Abstract Background Schizophrenia is a polygenic disease; however, the specific risk genetic variants of schizophrenia are still largely unknown. Single nucleotide polymorphism (SNP) is important genetic factor for the susceptibility of schizophrenia. Investigating individual candidate gene contributing to disease risk remains important.
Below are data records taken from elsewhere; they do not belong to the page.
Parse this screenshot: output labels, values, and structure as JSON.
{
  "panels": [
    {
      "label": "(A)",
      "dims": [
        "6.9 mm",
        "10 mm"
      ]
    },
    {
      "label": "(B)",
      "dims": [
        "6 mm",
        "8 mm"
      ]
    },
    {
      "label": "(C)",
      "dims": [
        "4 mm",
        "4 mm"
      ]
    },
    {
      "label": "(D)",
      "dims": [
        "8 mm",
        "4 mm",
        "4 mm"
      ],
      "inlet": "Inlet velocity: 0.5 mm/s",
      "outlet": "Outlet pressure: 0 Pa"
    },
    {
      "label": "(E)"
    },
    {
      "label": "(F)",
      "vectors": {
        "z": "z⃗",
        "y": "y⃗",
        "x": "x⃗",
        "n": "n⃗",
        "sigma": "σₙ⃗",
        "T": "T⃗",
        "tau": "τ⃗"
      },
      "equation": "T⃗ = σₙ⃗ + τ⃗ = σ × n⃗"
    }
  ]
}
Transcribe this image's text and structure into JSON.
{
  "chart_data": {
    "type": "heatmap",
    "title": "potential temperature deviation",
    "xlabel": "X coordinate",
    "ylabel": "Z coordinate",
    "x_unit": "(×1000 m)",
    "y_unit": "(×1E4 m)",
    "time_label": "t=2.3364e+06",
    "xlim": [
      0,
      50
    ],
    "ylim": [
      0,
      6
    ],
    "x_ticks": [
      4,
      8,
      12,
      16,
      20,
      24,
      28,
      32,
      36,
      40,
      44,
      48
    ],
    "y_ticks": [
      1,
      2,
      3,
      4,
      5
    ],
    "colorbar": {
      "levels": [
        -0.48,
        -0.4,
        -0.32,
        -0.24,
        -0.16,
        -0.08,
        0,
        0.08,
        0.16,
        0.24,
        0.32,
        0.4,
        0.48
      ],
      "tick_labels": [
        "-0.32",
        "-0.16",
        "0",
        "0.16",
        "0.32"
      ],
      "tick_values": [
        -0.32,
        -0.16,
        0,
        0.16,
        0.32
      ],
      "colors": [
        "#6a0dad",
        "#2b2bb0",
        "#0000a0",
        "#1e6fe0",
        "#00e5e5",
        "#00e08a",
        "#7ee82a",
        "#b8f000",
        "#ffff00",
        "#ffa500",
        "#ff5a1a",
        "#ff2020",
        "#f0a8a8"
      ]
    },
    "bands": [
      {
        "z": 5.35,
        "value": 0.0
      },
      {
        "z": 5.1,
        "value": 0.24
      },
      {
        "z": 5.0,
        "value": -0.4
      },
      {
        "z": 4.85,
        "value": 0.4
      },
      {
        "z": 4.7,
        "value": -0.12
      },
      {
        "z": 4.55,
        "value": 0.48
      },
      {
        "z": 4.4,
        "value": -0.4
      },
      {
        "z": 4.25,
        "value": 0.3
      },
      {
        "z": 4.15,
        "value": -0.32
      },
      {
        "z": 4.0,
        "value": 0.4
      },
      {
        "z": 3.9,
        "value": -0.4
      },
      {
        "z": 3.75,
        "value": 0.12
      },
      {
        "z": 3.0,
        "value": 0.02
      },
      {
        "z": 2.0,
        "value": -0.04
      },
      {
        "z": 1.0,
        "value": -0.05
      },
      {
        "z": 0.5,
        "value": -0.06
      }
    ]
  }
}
Methods In a case-control study, five SNPs located in 6p21.3-p23.1 including rs2021722 in human leukocyte antigen (HLA) locus and rs107822, rs383711, rs439205 and rs421446 within the upstream of microRNA-219a-1 were genotyped in 454 schizophrenia patients and 445 healthy controls to investigate the possible association between the loci and schizophrenia in a Han Chinese population. Results Our results showed significant associations between the rs2021722 and schizophrenia in allele (A vs. G: adjusted OR = 1.661, 95%CI = 1.196–2.308), co-dominant (AG vs. GG: OR = 1.760, 95%CI = 1.234–2.510) and dominant genetic model (AG + AA vs. GG: OR = 1.756, 95%CI = 1.237–2.492), respectively. Haplotype analysis showed that TGGT and CAAC were protective factor for schizophrenia compared with TAAC haplotype (OR = 0.324, 95% CI = 0.157–0.672; OR = 0.423, 95% CI = 0.199–0.900). Conclusions These findings indicate that rs2021722 in HLA locus might be involved in pathogenesis of schizophrenia and that genotypes AG and allele A of the locus are risk factors for schizophrenia in the Han Chinese population, confirming the association between immune system and schizophrenia.